Say Something Loving” profoundly finds the two vocalists at opposite ends, carefully trying not to lose each other. Jamie’s lighter productions pushes against the heartbreaking “I just don’t remember the thrill of affection.” There’s a maturity—it could’ve been a lot worse—and restraint from fighting that keeps the story going and worth listening.

The next track, “Lips,” sets an intimate scene over knocking wood that preys on the force of lust. It’s an upside to know the attraction is still there, whether or not they always use it to sustain the relationship. Interestingly, the inclusion of Jamie and their career milestone together through the line “chemistry is rare in a two, three time affair,” shows the producer as more than just an invisible maestro.

The two are having difficulties. But “A Violent Noise” places Oliver as the one who is completely lost. It will be a continuous trend to hear Romy act as the spectator while he openly loses it. The girl is the stronger one.

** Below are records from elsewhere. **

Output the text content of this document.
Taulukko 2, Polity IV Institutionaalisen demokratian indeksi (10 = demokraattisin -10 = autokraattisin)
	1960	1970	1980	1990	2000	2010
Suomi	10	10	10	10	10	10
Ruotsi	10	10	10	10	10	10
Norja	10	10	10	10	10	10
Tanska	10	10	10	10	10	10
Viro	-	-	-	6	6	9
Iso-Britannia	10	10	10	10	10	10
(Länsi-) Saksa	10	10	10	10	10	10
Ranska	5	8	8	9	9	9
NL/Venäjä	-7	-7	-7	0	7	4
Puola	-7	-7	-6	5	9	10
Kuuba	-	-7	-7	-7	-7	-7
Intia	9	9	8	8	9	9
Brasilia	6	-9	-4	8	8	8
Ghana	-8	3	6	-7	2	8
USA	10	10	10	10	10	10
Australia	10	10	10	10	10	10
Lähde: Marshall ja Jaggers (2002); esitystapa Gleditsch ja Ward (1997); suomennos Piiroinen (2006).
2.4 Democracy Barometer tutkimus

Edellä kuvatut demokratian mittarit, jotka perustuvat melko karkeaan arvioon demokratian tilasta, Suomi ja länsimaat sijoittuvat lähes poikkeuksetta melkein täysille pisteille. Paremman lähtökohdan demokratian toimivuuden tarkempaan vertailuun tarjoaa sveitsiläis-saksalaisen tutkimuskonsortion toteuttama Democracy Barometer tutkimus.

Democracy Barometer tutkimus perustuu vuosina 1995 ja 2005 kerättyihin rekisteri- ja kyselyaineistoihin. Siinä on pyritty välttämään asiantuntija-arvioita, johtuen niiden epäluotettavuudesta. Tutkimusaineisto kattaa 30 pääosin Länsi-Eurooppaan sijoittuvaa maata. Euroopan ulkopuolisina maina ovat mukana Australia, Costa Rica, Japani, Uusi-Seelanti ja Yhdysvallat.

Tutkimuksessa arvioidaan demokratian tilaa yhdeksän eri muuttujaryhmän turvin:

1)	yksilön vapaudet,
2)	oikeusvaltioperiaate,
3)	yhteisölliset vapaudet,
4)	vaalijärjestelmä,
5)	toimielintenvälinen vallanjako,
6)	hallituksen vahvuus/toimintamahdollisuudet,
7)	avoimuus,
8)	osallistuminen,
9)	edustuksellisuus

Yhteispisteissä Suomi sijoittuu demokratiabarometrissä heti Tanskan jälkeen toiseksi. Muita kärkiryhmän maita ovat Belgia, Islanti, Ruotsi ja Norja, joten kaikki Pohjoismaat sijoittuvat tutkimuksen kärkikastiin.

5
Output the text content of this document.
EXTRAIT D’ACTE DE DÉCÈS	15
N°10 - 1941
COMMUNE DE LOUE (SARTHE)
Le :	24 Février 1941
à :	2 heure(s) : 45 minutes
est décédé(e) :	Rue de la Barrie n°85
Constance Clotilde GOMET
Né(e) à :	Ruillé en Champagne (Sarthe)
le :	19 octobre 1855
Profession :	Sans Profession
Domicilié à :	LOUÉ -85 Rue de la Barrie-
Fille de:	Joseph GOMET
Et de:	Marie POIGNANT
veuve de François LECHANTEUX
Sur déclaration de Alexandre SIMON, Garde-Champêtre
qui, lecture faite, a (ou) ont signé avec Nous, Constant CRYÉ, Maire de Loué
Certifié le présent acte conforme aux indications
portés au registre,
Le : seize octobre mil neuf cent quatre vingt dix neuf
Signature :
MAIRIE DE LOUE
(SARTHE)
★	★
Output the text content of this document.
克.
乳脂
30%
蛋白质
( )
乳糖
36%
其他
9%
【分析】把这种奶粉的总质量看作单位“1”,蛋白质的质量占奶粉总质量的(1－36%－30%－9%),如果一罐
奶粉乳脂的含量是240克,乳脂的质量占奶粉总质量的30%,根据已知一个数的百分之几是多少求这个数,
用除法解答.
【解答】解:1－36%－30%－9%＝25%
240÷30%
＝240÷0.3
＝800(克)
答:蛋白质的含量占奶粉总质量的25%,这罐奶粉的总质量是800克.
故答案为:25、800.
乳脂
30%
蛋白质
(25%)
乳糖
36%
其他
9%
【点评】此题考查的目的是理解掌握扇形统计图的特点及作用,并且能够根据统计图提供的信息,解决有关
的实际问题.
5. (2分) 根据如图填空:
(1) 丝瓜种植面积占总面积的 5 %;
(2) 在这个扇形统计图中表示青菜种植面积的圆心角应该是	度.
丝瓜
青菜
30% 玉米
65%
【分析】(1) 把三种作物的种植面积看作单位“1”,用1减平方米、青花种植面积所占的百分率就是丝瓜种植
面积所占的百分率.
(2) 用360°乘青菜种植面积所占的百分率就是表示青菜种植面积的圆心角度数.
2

It’s literal in the composition, as the bright bouncing synth becomes more chaotic in the chorus, and whenever he appears.

With an open-ending, “Test Me” questions whether they’re sticking together because they simply can’t live without each other or there’s a minimum amount of love to carry the two for long. Ironically, it comes to the point when there’s no need (or energy) for words. Jamie takes over, filling the rest of the end with dusky ambiance and high-pitched streaks of synth.

While the lyrics are perhaps too clear, the clarity in itself is refreshing. There’s a level of maturity both showcase by using proper language to explain their feelings. I See You is practically a musical version of Before Midnight, which also ends obscurely. There’s a great deal of talk with both sides making impactful arguments; but it was also difficult for those movie characters one-sidedness to win outright without empathy and compromise. It’s a persistent imbalance that may never be solved. On the other hand, for Jamie it’s a complete slide past the limitations he created for himself before. He finally opens up without losing much subtlety. If anything, it is he who experiences the final breakthrough. GREAT.